The pandemic has only intensified the “price war.” Most major express delivery companies have suffered a sharp dip in profits, due to the lockdown measures imposed across China in early January and most of February. According to a study by China Merchants Bank, the total number of transactions across the industry in February was only half that in May, June, or July. Every company responded to these losses by significantly lowering their prices. The study found that the average delivery price per package across China, during the first half of 2020, was 11.3 RMB, a fall of 7.8 percent compared to the same period last year. In Yiwu, the average price dropped by 32.8 percent, from February to May this year.
At the same time, to maintain or boost profits, these big express delivery companies shifted the burden of lower prices to local courier stations and exploited delivery workers more harshly.

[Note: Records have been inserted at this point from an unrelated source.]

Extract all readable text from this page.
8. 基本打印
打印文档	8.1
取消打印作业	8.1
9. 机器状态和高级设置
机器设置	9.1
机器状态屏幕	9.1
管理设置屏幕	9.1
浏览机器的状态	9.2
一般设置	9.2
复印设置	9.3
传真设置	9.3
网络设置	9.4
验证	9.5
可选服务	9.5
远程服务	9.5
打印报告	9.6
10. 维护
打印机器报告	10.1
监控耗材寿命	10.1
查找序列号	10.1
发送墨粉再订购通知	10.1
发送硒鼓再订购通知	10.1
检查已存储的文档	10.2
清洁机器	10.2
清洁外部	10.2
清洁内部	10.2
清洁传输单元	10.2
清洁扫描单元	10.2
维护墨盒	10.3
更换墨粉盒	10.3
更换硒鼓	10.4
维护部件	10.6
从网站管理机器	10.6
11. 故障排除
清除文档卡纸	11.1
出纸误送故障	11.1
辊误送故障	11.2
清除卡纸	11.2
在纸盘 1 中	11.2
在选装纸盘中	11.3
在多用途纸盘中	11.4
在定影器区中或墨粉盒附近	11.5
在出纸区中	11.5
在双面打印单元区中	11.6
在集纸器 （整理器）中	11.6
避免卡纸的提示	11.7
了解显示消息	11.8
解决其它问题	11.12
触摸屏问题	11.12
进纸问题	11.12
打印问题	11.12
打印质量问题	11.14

Most major delivery companies operate on a franchise model, with a network of courier stations around the country. Local courier stations are responsible for their own profits and losses. They are paid by the company for each package, then hire their own delivery workers to deliver packages to customers in their area.
After the lockdown, many express delivery companies unilaterally announced that they would reduce the per-package payment to local stations. In some cases, this payment was reduced to as low as 0.5 RMB (~$0.07) per package. Since a delivery worker was usually paid about 1 RMB (~$0.14) per package, at least before the pandemic, local stations did not even earn enough to hire delivery staff, let alone cover for rent and other expenses.
Companies also implemented other measures to further extract profits from their local franchise stations. Since May, local courier stations have been required to meet a drastically increased monthly quota on the number of packages they deliver, and are punished 3 RMB per package if they fall short.
Under such huge pressures, many local courier stations have gone bankrupt, leaving months of wages in arrears for their delivery workers. Even those stations still struggling to operate are forced to slash wages. Some workers reported that their wage had dropped from 1 RMB per package to 0.8 RMB, or even lower.
Both in China and internationally, the ruling elites are using the Covid-19 pandemic to implement further pro-company restructuring measures. The plight of delivery workers and small franchise owners in China is not unique. Massive wage cuts and the cancellation of social benefits, including insurance and pensions, have been reported in both private and public sectors. Large sections of food delivery workers, manufacturing workers, bus drivers, public school teachers, nurses, and base level civil servants are impacted by this restructuring.